6. How long we keep your data
- Account and conversations: for as long as your account is active. If you delete it, we erase your data within a maximum of 30 days (except technical backups, purged within a maximum of 90 days).
- Inactive accounts: if you do not use the service for 24 months, we will notify you and, absent a reply, delete the account.
- Billing data: for the periods required by applicable tax and commercial law (generally up to 6 years).
- Technical logs: maximum 12 months.
7. Your rights
You may exercise, at any time and free of charge, your rights of:
- Access — know what data we hold about you.
- Rectification — correct inaccurate data.
- Erasure ("right to be forgotten") — delete your account and your data. You can also do this directly from your account, without asking us.
- Objection and restriction of processing.
- Portability — download your data (profile and conversations) in a structured, machine-readable format, directly from your account.

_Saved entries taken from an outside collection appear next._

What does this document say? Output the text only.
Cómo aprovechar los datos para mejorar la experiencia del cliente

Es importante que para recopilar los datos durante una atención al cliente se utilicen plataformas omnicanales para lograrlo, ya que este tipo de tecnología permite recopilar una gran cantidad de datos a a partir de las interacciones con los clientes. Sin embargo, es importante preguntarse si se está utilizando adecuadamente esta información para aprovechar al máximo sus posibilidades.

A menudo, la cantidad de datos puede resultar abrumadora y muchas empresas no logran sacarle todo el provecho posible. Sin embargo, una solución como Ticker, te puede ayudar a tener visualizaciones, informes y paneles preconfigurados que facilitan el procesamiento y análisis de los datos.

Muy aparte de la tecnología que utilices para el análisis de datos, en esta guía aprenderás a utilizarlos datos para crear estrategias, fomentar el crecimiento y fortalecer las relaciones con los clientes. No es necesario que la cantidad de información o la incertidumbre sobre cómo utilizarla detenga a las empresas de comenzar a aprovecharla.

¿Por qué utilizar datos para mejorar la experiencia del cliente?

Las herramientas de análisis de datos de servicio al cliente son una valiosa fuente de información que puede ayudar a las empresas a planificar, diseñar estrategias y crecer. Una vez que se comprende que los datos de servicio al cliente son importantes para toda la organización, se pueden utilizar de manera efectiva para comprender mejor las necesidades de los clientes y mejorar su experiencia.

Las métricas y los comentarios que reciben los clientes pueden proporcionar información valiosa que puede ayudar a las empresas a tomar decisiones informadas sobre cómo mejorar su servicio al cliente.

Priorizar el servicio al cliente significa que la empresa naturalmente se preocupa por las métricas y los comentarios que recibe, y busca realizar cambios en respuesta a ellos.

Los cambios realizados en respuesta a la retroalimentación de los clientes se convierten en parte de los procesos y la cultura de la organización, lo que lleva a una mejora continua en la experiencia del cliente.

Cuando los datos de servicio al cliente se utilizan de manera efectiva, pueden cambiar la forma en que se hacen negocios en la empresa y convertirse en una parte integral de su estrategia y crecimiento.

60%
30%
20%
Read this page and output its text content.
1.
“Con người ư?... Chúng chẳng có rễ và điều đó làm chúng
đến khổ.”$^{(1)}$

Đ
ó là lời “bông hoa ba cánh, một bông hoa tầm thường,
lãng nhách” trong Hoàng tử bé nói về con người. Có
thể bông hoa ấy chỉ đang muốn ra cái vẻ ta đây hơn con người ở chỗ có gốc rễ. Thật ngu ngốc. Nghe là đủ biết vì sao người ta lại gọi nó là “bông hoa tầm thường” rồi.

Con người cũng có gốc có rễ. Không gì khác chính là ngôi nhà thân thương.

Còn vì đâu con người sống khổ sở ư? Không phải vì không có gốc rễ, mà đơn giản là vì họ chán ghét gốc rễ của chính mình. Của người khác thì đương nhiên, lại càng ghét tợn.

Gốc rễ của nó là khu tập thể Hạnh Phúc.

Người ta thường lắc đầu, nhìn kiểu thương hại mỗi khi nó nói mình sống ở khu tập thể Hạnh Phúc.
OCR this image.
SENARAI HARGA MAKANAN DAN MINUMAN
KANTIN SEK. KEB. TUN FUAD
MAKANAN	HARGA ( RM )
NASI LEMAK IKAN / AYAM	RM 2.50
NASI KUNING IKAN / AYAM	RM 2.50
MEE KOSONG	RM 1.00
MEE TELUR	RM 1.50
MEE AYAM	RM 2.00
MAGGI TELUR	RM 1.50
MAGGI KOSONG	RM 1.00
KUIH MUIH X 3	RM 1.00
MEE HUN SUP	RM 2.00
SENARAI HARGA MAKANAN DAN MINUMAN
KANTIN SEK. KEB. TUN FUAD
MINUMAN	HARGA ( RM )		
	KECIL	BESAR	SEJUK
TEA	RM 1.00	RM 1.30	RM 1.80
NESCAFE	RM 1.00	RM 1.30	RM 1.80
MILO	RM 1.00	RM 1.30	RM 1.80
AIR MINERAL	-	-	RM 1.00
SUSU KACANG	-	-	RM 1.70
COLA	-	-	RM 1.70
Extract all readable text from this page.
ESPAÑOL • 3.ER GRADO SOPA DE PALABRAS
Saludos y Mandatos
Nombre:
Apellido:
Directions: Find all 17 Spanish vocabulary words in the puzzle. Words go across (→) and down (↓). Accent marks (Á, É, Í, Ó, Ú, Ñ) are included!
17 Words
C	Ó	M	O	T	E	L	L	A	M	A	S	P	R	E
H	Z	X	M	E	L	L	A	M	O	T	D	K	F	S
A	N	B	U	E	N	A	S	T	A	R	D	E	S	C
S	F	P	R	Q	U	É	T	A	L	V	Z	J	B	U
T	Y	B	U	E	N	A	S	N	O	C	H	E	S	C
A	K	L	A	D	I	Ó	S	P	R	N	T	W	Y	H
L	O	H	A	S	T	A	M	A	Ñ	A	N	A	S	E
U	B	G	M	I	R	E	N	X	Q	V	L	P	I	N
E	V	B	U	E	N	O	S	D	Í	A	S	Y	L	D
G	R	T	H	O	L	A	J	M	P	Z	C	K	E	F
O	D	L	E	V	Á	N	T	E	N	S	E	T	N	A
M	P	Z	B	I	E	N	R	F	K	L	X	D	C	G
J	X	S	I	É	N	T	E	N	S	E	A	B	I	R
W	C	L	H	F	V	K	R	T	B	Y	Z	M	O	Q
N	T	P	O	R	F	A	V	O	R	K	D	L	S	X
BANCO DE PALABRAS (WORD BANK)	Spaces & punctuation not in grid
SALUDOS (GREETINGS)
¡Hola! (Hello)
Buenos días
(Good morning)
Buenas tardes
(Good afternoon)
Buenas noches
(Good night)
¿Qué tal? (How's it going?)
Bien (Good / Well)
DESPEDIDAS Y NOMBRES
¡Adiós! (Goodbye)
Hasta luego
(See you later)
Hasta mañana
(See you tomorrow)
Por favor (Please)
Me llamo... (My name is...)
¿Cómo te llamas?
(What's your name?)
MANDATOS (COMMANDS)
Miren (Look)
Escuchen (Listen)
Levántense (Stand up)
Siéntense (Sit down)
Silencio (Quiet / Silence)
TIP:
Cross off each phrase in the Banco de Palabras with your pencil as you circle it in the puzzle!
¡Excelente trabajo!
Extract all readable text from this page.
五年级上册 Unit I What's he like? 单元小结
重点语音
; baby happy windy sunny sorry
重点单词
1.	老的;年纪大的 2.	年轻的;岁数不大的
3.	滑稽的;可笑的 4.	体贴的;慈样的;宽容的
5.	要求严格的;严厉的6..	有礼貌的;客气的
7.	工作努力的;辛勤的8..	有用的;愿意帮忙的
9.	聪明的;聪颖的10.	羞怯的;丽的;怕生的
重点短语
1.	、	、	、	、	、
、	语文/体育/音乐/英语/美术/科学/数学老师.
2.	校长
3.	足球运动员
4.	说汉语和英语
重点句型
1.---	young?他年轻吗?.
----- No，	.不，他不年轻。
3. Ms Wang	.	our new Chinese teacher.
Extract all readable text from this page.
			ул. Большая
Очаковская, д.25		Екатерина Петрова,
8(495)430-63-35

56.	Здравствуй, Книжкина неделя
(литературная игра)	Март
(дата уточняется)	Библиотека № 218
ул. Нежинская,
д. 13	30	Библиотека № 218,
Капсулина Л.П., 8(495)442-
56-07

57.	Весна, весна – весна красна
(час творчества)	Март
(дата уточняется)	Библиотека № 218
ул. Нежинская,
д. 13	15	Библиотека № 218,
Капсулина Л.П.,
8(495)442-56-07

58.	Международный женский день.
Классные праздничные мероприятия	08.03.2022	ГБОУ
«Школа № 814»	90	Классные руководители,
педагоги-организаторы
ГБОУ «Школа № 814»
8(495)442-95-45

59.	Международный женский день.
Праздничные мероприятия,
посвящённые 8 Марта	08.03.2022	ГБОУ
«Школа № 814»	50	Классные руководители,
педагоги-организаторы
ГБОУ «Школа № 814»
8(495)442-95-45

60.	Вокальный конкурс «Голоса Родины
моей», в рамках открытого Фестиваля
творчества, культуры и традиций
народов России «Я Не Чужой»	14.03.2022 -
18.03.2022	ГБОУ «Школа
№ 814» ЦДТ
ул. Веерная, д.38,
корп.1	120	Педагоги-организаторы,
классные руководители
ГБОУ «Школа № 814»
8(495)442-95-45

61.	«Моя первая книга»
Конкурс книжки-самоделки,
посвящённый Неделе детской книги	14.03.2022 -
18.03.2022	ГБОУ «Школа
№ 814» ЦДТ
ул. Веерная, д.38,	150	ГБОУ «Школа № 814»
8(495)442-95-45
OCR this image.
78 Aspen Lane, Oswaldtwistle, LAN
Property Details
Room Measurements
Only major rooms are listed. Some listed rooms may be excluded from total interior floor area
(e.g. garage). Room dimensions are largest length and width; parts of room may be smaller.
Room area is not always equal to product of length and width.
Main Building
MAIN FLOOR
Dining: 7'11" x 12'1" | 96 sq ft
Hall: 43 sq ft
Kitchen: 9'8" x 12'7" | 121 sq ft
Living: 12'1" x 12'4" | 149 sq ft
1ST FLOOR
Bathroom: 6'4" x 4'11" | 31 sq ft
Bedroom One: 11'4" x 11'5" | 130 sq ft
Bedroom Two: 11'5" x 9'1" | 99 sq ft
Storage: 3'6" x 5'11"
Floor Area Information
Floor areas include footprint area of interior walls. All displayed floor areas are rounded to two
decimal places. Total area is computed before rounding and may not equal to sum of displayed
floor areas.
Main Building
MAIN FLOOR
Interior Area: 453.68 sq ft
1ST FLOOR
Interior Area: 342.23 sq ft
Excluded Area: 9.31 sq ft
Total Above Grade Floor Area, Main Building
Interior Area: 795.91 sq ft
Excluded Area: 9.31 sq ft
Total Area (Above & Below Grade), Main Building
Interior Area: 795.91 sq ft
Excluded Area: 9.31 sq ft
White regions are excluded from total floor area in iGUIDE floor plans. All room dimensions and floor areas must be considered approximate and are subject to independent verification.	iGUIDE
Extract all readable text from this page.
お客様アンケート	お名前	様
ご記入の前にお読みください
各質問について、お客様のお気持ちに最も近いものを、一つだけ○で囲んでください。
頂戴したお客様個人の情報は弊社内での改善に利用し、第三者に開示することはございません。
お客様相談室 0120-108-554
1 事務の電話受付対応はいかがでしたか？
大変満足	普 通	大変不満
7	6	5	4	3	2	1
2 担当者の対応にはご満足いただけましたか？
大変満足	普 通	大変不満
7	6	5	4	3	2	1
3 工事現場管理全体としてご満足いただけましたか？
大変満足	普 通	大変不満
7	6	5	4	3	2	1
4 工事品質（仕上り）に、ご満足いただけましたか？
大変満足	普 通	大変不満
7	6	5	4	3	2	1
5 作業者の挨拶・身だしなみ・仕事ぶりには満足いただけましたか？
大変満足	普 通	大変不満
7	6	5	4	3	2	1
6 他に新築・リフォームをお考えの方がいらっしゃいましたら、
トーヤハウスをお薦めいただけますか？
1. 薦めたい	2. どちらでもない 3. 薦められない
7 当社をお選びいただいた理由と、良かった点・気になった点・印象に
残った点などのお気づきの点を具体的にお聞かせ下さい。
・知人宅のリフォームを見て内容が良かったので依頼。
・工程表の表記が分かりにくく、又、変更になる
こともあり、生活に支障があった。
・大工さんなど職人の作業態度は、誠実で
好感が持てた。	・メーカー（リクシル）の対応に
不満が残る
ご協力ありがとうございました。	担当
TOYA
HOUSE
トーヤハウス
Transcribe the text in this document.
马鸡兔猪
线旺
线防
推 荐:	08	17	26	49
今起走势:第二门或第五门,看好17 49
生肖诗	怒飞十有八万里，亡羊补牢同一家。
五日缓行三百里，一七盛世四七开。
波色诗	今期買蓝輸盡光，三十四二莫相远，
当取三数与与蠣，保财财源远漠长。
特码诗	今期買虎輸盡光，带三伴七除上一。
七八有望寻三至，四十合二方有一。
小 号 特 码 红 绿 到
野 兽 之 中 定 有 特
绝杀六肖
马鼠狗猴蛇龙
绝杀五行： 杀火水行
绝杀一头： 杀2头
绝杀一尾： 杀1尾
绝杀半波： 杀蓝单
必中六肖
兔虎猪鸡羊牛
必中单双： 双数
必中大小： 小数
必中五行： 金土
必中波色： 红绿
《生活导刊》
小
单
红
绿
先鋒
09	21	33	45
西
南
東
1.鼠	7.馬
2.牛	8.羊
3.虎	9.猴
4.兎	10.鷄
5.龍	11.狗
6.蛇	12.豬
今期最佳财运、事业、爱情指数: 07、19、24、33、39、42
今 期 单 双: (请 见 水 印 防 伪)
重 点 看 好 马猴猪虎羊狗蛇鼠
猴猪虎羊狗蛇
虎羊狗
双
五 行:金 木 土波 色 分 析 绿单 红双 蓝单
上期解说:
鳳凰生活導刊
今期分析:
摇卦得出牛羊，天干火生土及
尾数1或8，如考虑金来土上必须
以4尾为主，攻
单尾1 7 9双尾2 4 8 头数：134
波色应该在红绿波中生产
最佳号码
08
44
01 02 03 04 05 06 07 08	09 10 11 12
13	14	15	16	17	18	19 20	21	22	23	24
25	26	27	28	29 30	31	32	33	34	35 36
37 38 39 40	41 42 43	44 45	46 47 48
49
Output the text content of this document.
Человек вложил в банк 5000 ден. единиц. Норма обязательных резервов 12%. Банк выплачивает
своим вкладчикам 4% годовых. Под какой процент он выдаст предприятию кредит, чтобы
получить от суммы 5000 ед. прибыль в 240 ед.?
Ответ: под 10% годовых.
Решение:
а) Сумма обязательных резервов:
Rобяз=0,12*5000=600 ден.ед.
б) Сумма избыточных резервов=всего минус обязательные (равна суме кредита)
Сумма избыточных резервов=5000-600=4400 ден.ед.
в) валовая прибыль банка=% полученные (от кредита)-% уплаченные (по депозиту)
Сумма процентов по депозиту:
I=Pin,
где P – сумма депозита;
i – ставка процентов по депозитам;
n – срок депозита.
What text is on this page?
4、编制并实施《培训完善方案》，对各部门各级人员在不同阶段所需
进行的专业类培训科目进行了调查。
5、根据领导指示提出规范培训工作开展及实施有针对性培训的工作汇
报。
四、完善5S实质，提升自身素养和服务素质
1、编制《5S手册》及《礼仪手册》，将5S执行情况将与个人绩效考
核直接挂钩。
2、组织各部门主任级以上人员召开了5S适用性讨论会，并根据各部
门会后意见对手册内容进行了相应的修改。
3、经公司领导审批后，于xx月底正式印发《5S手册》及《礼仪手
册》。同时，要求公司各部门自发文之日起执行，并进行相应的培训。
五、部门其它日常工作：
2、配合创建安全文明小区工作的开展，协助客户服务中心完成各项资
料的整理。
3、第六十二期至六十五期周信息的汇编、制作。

- Withdrawal of consent at any time, without affecting the lawfulness of prior processing.
Write to privacidad@noviluna.app and we will respond within one month at most. If you believe we have mishandled your data, you may lodge a complaint with the Spanish Data Protection Agency (AEPD) (www.aepd.es) or with your local supervisory authority.
8. Minors
Noviluna is for people aged 16 and over. We do not direct the service at minors nor knowingly collect their data; if we detect an account belonging to someone under 16, we will delete it.
9. Security
We apply encryption in transit (TLS) and at rest, per-user data isolation (row-level security), internal access controls, and incident logging. In the event of a security breach posing a risk to your rights, we will notify you and the supervisory authority in accordance with Arts. 33 and 34 GDPR.
10. Changes to this policy
If we change anything material, we will notify you by email or in the app before it takes effect, with a clear summary of what changes. We will never weaken your essential guarantees (no selling, no advertising, no AI training) without your express consent.
Draft generated — pending professional legal review.